Cooper signed a five-year, $25 million contract with $8 million in guaranteed money over the first two years. There is no way to know what Cooper would have commanded on the open market, or whether teams would have excluded him because of the incident.
The Eagles, on the other hand, stood by Cooper through a firestorm of criticism -- most directed at him, some directed at the team for not taking stronger action.
"They showed tremendous loyalty," Cooper said. "I'm glad I'm back. The city, the fans, the team, the system -- everything in Philadelphia, I like. It was tough. Everyone knows that. I dealt with a lot of adversity."
Of course, he also created it. General manager Howie Roseman said the incident was painful for the whole franchise but that it was not a major consideration in deciding to bring Cooper back.
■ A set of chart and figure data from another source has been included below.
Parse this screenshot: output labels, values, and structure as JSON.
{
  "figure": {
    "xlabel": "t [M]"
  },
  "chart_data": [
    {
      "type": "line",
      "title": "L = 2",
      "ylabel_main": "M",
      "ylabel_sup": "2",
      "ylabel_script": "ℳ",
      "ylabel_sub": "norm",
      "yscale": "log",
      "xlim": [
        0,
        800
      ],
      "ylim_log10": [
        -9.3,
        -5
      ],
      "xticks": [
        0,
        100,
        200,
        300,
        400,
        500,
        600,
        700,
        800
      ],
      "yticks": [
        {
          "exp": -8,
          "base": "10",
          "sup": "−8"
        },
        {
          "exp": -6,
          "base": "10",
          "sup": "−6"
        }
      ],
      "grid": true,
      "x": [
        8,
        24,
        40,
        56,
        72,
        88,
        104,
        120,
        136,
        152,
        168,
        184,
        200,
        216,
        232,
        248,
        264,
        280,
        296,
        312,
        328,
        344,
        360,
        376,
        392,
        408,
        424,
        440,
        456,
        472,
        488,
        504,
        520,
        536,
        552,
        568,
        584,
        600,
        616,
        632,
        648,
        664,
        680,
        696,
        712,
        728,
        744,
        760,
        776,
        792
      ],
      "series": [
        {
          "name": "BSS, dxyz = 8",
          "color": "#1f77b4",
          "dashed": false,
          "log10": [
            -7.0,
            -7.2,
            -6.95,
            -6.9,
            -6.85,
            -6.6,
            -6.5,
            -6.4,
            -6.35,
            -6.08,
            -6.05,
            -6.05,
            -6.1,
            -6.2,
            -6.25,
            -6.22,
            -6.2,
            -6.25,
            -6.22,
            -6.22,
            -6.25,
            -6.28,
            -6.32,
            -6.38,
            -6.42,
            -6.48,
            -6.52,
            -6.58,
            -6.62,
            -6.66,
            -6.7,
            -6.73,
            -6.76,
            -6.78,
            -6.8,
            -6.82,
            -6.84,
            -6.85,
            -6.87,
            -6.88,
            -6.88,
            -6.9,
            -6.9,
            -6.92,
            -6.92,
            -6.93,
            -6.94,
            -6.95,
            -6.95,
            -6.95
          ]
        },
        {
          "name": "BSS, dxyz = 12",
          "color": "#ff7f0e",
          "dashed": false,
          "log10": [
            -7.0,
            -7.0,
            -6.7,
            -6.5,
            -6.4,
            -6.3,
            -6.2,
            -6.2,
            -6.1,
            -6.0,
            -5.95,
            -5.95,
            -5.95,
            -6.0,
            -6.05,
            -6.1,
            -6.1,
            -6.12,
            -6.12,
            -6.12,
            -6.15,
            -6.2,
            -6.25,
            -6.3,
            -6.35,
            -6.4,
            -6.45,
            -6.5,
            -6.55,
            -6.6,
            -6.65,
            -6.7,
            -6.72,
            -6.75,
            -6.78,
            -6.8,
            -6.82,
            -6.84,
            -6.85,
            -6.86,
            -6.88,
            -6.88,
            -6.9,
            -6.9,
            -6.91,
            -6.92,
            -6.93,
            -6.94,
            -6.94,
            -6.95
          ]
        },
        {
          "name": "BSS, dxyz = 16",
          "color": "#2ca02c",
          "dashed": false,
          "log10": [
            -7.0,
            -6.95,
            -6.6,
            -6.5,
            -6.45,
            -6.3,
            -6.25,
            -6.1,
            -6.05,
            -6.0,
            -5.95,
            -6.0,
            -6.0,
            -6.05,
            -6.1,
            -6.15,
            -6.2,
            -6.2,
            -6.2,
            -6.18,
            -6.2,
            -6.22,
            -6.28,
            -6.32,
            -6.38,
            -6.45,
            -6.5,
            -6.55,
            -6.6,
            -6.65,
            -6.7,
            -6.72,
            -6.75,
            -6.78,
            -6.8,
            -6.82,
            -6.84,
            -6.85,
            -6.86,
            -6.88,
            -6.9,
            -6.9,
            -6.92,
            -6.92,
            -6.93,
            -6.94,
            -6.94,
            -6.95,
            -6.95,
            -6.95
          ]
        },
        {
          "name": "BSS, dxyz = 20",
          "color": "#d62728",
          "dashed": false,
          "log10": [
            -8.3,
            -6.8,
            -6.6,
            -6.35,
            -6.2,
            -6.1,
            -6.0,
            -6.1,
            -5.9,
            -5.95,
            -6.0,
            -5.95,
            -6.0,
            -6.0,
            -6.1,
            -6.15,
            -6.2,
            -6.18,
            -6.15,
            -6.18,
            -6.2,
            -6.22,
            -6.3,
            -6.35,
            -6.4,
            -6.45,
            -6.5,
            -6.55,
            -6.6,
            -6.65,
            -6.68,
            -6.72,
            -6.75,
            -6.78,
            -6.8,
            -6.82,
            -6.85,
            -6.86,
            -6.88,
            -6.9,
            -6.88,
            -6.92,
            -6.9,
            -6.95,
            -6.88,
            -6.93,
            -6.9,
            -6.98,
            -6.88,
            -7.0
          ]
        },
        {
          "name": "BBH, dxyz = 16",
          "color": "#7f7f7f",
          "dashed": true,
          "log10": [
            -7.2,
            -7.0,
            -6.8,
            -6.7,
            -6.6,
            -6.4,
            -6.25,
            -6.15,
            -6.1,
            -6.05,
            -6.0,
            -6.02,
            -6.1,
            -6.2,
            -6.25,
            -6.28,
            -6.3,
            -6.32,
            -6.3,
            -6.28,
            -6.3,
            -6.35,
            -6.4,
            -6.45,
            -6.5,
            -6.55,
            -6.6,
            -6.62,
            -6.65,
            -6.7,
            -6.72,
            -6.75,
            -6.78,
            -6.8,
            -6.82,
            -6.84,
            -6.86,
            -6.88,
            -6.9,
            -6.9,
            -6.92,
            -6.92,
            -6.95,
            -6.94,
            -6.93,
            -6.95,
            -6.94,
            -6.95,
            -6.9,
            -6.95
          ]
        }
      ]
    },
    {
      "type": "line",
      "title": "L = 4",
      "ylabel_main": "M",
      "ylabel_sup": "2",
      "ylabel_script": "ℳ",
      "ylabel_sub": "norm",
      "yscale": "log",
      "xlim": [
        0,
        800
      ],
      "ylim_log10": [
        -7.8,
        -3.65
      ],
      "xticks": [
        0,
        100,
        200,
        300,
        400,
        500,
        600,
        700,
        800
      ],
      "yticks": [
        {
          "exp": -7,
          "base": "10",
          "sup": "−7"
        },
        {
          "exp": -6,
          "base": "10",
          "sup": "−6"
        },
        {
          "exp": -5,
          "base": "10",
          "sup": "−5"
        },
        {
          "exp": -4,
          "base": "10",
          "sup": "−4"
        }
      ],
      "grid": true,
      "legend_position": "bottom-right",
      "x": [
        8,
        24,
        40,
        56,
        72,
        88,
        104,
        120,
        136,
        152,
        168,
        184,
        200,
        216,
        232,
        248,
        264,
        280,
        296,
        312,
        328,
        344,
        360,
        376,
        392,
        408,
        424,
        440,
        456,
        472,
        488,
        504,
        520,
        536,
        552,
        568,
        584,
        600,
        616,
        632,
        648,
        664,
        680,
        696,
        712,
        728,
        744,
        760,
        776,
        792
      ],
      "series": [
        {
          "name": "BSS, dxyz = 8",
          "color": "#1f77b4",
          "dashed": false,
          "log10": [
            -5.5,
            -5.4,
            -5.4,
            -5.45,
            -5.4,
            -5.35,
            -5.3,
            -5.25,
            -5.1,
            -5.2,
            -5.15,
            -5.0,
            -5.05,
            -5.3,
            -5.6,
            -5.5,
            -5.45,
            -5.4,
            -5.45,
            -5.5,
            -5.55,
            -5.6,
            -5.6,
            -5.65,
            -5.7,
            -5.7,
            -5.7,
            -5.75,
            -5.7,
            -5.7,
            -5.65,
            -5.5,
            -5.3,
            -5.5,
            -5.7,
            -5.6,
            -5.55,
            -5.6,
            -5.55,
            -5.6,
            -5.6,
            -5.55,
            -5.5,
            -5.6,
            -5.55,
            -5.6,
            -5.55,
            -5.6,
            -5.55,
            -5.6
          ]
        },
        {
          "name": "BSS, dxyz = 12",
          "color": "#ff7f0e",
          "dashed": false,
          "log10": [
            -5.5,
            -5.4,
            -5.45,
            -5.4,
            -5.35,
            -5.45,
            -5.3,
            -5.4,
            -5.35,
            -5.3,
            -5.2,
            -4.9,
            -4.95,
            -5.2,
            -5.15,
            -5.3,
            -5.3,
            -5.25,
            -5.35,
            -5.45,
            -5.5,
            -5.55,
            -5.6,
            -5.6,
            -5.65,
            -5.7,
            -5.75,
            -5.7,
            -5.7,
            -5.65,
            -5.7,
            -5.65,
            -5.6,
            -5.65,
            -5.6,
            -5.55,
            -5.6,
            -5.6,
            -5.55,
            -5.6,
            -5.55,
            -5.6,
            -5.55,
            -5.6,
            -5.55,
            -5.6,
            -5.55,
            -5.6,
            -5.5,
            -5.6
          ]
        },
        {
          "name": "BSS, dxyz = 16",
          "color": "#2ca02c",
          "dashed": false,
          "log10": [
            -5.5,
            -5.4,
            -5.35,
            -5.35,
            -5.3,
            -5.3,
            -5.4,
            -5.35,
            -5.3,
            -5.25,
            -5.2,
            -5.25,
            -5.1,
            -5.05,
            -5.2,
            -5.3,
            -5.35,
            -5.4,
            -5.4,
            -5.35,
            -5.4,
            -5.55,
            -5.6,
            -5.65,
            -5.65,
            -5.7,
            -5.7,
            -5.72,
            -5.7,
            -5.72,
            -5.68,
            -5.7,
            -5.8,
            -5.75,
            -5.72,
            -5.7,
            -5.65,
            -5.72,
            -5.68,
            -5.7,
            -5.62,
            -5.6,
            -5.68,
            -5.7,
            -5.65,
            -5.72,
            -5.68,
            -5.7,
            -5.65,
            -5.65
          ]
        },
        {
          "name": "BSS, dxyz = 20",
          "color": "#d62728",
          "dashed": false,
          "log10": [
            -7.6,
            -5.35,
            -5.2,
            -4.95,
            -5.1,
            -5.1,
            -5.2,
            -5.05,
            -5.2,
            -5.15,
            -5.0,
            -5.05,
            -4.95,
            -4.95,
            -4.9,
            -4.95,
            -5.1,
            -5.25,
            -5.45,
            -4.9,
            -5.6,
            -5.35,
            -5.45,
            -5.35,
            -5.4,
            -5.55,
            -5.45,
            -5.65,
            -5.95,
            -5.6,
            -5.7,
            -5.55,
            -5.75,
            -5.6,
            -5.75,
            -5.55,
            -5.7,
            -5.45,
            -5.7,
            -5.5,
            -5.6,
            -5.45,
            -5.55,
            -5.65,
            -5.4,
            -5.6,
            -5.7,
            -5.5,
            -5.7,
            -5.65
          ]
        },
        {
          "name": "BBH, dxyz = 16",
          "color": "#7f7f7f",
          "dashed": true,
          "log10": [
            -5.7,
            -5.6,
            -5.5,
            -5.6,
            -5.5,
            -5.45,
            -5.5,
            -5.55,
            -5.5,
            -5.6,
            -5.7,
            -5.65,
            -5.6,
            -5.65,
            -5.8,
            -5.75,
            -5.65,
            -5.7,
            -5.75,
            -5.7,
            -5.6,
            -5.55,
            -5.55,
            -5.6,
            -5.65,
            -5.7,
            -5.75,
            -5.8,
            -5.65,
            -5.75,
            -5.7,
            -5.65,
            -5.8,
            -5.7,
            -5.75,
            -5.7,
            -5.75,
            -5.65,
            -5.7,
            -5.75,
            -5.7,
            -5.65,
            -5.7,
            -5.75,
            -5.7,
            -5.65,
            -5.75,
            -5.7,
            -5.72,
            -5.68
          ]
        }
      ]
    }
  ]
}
Roseman said the contract doesn't include language about behavior that is any different from the standard contract.
"We got through that in August," Roseman said. "We had an opportunity to see him during the season and see how his teammates interacted with him, see how he was around the building. When you talk about going through some adversity together, in a lot of ways, that brought our team closer together. Not that it was something we'd want to have happen, but we learned a lot about a lot of players on the team through that."
Cooper's story would be compelling if he'd never gone to that Kenny Chesney concert. He was a fifth-round pick out of Florida -- and one of Tim Tebow's favorite targets -- who lasted three seasons as the fourth receiver in Andy Reid's offense.
When Jeremy Maclin tore his ACL last summer, Cooper got his chance to start. As coach Chip Kelly said in a prepared statement, he made the most of that opportunity.
"I think it's kind of cool when you're drafted somewhere and, hopefully I'm fortunate enough to finish my career in the same place," Cooper said. "I think that's kind of cool. Not a lot of people can do it. Hopefully I can do it. I wouldn't want to do it in any other city but here."